El nuevo proyecto del Ayuntamiento de Zaragoza para la Lonja reincide en el error de no considerar el valor propio de este espléndido edificio, que debe ser respetado
En 1914-1915, se derribó el antiguo Ayuntamiento que se encontraba en parte anexo a su fachada norte, la que da al Ebro.
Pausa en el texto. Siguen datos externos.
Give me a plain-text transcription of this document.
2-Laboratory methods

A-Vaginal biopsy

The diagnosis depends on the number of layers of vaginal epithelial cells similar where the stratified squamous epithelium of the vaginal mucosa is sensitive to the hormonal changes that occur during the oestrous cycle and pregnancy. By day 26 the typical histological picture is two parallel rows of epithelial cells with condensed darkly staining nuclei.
Se encontró esta demasiado pobre y, siguiendo el principio clásico, vigente entonces, de la regularidad, se repitió el juego de tres vanos, una puerta y dos grandes ventanas en sus flancos, que tenía la fachada entonces principal que daba a la actual calle de Don Jaime I. Pasó lo mismo con la fachada sur: se la dotó de estos tres vanos, puerta y dos ventanas, al ampliarse, por esas fechas, la estrecha calle del Pilar, que hasta entonces había dificultado la perspectiva amplia sobre ese lado de la Lonja –había que contemplarla como una pieza de arte en un museo, se pensaba a la sazón–. La restauración de la Lonja de 1989-1990 produjo la última alteración de los vanos de la planta baja: las grandes ventanas de cada fachada se rasgaron para convertirlas en puertas, creyendo, erróneamente, que las únicas originales, las de la fachada este, la principal, hacia Don Jaime I, lo habían sido en su día. Llueve, pues, sobre mojado, y cala hasta herir los sentidos, que la puerta originaria principal, única que ha quedado sin alterar hasta este momento, se altere, ahora, en este contexto, cuando sí sabemos, y cuando proponemos que la Lonja se preserve como la reliquia que es en el contexto del valor patrimonial extraordinario de las cuatro lonjas de la Corona de Aragón.
¿Eliminar las gradas de la puerta para colocar una rampa que cumpla la normativa? ¿Qué normativa? ¿La de un BIC que es ‘solo se admite la restauración’? (y sin atender los requisitos de la Unesco para que la Lonja sea declarada patrimonio mundial).
¿Alterar o eliminar la puerta de madera chapada, con sus herrajes, de este acceso que se quiere reconvertir en original, también por lo transaccional de conceder algo a la originalidad del edificio mostrando el espacio del eje hacia el arco decorado que enmarcaba, al fondo, el altar del Ángel Custodio, patrón de la ciudad?
No, estas actuaciones no son males menores, sino mayores. Y la incorporación de baños, y otros espacios prácticos para la tal ‘sala de exposiciones’ (que durante décadas han sido prescindibles), así como la elevación de la cota del suelo, no son afecciones mayores al edificio sino descomunales.
La Lonja es BIC y, si esta vez hemos entendido bien la lección –y solo así–, también será, junto con sus hermanas de la Corona de Aragón, exquisitamente respetadas hasta aquí –en la imagen, la de Valencia–, patrimonio de la humanidad.